Rossellini se consolant avec son chat après qu'ingrid Bergman lui ait dit qu'Hitchcock avait plus de sex appeal que lui (Crédits : Wikimédia Commons)
Rossellini briefant son chat avant de tourner une scène importante (Crédits : Wikimédia Commons)

Lors d’un récent colloque, on a entendu un conférencier demander « Qui a vu ce film de Rossellini ? ». Une seule personne a levé la main. Et le conférencier de continuer : « Je vois que les nouvelles générations ne connaissent pas l’histoire du cinéma » #mercipourcemoment. On serait bien tenté de faire pareil une prochaine fois avec une autre question : « Qui dans la salle a un compte Twitter ? ». A coup sûr ou presque – il y a toujours des exceptions – on pourra répondre  « Nous voyons que l’ancienne génération ne connaît pas bien les moyens de communication actuels » #PowPowPow.
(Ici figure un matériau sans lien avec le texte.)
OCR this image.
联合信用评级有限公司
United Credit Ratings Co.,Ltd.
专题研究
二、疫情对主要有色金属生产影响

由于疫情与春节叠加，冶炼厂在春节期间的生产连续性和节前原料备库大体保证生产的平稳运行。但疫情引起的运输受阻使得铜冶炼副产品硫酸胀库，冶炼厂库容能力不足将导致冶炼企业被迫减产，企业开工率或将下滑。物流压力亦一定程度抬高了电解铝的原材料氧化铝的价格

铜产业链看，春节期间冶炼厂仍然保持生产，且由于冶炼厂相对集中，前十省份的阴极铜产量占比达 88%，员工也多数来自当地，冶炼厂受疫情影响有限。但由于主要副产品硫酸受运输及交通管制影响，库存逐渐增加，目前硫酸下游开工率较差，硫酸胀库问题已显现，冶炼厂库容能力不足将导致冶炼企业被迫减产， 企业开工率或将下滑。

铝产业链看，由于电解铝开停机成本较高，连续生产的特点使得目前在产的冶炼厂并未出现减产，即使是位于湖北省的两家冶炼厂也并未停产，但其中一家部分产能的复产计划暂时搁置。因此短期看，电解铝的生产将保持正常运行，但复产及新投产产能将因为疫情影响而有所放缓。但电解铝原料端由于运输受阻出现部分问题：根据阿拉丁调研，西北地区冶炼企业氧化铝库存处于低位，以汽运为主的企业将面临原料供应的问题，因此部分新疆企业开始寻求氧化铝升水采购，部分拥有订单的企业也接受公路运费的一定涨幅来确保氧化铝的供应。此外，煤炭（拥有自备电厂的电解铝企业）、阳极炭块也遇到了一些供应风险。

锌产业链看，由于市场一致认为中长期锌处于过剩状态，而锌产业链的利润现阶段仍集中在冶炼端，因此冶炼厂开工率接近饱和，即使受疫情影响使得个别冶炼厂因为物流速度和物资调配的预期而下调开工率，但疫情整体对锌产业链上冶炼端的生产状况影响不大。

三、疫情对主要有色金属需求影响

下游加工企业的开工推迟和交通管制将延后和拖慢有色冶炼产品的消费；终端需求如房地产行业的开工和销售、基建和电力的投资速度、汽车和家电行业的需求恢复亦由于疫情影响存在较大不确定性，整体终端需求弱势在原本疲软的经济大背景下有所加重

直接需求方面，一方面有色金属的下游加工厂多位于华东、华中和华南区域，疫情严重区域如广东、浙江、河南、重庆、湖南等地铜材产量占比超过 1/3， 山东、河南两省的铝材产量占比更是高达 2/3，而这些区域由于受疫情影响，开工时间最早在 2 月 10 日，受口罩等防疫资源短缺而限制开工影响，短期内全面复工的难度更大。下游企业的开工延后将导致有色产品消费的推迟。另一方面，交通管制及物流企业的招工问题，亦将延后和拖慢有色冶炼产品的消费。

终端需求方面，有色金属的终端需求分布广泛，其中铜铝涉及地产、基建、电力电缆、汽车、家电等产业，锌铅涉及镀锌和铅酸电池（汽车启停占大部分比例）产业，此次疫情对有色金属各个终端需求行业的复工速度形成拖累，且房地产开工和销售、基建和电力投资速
Certain.e.s diront sans doute qu’on force le trait, qu’on est méchant, boooh ! pas bien !!! Mais c’est évident !! Peut-être. Mais osons quand même le dire : celles et ceux qui occupent les postes d’académiques, les sièges dans des commissions de nomination, etc., ne sont pas toujours les plus au courant de ces moyens de communication entrés dans les mœurs des jeunes générations. Précisons toutefois le propos. On parle ici d’une situation très franco-centrée où le monde académique paraît encore avoir une large réticence à s’afficher sur les réseaux sociaux3. Regardez du côté du monde académique anglo-saxon et vous constaterez que la situation est totalement différente. Prenons un exemple récent. L’article « I’m a serious academic, not a professional Instagrammer » publié sur le site du Guardian en août dernier a fait grand bruit dans le monde académique anglais.

Ego-portraits au fil du temps... (Crédits : Wikimédia Commons)
Ego-portraits au fil du temps… (Crédits : Wikimédia Commons)

Un jeune doctorant y affirme qu’il ne comprend pas l’enthousiasme de certains de ses collègues pour les live tweet. Il conclue son propos en affirmant que les résultats qu’il obtient en labo doivent parler pour lui/eux et qu’il n’a pas à parader sur les réseaux sociaux… Le hashtag #seriousacademic a ensuite été repris par nombre d’universitaires anglais pour moquer les propos tenus dans cette tribune du Guardian.

Twitter est par essence un réseau horizontal invitant à l’interaction entre membres du réseau. Il est alors possible de l’envisager comme un lieu-surprise de pédagogie, voire d’interpellation du monde politique. La présence sur Twitter peut évidemment se doubler d’un site internet ou d’un blog. Citons pour mémoire l’importance que revêt le Comité de vigilance face aux usages publics de l’histoire (CVUH) dont plusieurs membres ont publié des ouvrages consacrés à l’enseignement de l’histoire, aux enjeux politiques de l’histoire coloniale ainsi qu’à la façon dont Nicolas Sarkozy, alors président, écrit l’histoire.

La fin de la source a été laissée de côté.